A shortage of both engineering talent and high-quality training data are just two obstacles we need to address in 2019
At the start of the year, many media outlets were reporting that 2018 would be the “Year of AI.” Analysts were predicting that worldwide revenues for cognitive and Artificial Intelligence (AI) systems had reached $12.5 billion in 2017 — a 60% increase over 2016.
Further, investment in AI would continue that trajectory in 2018 and beyond, achieving a compound annual growth rate (CAGR) of 54.4% through 2020, by which time revenues would exceed $46 billion. While the jury is still out on whether these numbers have been achieved, it’s clear to see that 2018 has been a big year for AI.
When this is combined with the intense media focus on AI innovation and the way it’s disrupting industries from law to banking, it’s no wonder that there are several schools of misinformation around Machine Learning. There are plenty of people who are convinced that AI will put us all out of work within a decade.
On the other hand, there are those who believe that hopes for AI are exaggerated and that interest in Machine Learning is nothing but a passing phase. Both of these viewpoints are overly simplistic, and neither helps to clarify matters for those who are actually curious about the effects of automation five, ten, or twenty years from now. The state of AI is a complex topic, but it’s probably fair to say that the current pace of AI innovation is slower than many expected.
Challenges facing the industry
1. Talent shortage
There are only 300,000 AI engineers worldwide, but millions are needed. There simply aren’t enough people who truly understand the complex technologies behind AI to improve on the ambitious pace we’ve established. Neill Gernon of UK-based Atrovate makes a good point about the skills gap that’s emerging and how it can be bridged.
2. Paucity of AI training data
High-performing algorithms cannot be created without high-quality data. However, it’s proving difficult for companies to collect and organize the enormous amount of unbiased, categorized and labeled data needed to train a machine.

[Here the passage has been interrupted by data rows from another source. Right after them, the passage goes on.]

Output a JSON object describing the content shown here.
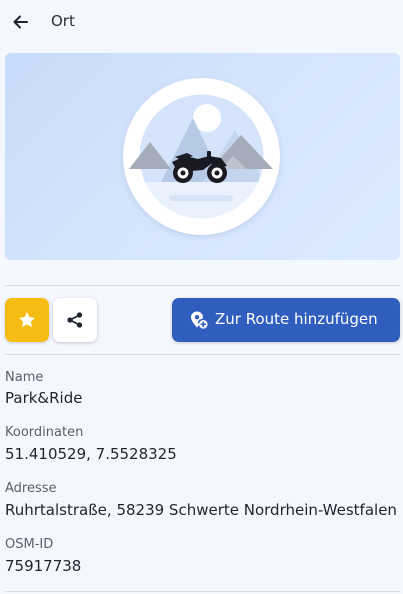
{
  "header": {
    "title": "Ort"
  },
  "actions": {
    "favorite_color": "#f5bd14",
    "route_button_label": "Zur Route hinzufügen",
    "route_button_color": "#2f5ebf"
  },
  "details": {
    "name_label": "Name",
    "name_value": "Park&Ride",
    "coords_label": "Koordinaten",
    "coords_value": "51.410529, 7.5528325",
    "address_label": "Adresse",
    "address_value": "Ruhrtalstraße, 58239 Schwerte Nordrhein-Westfalen",
    "osm_label": "OSM-ID",
    "osm_value": "75917738"
  },
  "icons": {
    "back": "arrow-left-icon",
    "hero": "motorcycle-placeholder-icon",
    "favorite": "star-icon",
    "share": "share-icon",
    "route": "location-add-icon"
  }
}
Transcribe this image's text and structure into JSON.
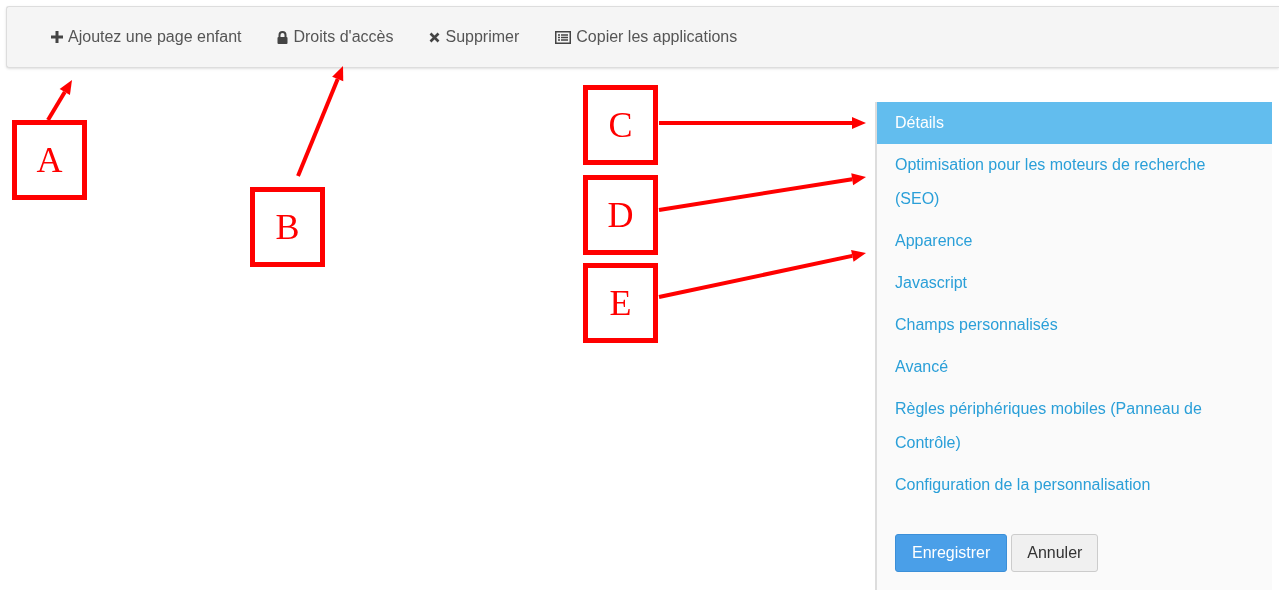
{
  "toolbar": {
    "items": [
      {
        "label": "Ajoutez une page enfant"
      },
      {
        "label": "Droits d'accès"
      },
      {
        "label": "Supprimer"
      },
      {
        "label": "Copier les applications"
      }
    ]
  },
  "side_menu": {
    "items": [
      {
        "label": "Détails",
        "selected": true
      },
      {
        "label": "Optimisation pour les moteurs de recherche (SEO)",
        "selected": false
      },
      {
        "label": "Apparence",
        "selected": false
      },
      {
        "label": "Javascript",
        "selected": false
      },
      {
        "label": "Champs personnalisés",
        "selected": false
      },
      {
        "label": "Avancé",
        "selected": false
      },
      {
        "label": "Règles périphériques mobiles (Panneau de Contrôle)",
        "selected": false
      },
      {
        "label": "Configuration de la personnalisation",
        "selected": false
      }
    ],
    "buttons": [
      {
        "label": "Enregistrer",
        "kind": "primary"
      },
      {
        "label": "Annuler",
        "kind": "default"
      }
    ]
  },
  "annotations": [
    {
      "label": "A"
    },
    {
      "label": "B"
    },
    {
      "label": "C"
    },
    {
      "label": "D"
    },
    {
      "label": "E"
    }
  ]
}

Why is AI training data so important?
AI training data is used to build algorithms and teach them to perform tasks. It usually contains pairs of input information and corresponding labeled answers. In some fields, the input information will also have relevant tags to help the algorithm make accurate predictions. For example, in sentiment analysis, the AI training dataset usually includes input text with output attribute labels of positive, negative, or neutral. In image recognition, the input would be the image, and the label would suggest what is depicted in that image (e.g. table, chair, etc.).
Researchers use the training data in an iterative approach that fine-tunes the algorithm’s predictions and improves its success rate. Of course, to train the algorithms effectively, researchers need a large amount of data. However, data quality is equally important. AI researchers must implement rigorous procedures to ensure the data is clean and organized before using it to train an algorithm. Duplicate, flawed, or irrelevant data can impede an algorithm’s ability to recognize patterns or create unbiased results. Even small errors, such as incorrectly tagging a word as a noun instead of verb, can have a significant impact. Just ask Amazon.
Read More: Context and Data is King
Ways to boost success
1. Carefully plan your data-gathering roadmap
Most companies don’t know how to effectively use Machine Learning for business, so they aren’t motivated to collect AI training data. These companies often view Machine Learning as just an ‘experiment’ or side project. Even companies that are aware of how Machine Learning can benefit their business are still learning the ropes, so they may not know what kind of algorithm to use (for example, classic versus neural networks). The starting point for any successful AI project is a training-data requirements document.
2. Don’t underestimate the time it takes to gather data
Companies often decide at the last minute to implement machine learning, right after seeing that their competitor released a shiny new AI product. This leads to a stressful scramble to collect data, resulting in a messy dataset hastily assembled from random sources. Realistically, you need to collect data for weeks or months to train a well-performing machine learning model. If you rush that process, or worse build the algorithm with unclean data, then you’ll end up with a poor model that is unfit for use — an expensive piece of broken tech.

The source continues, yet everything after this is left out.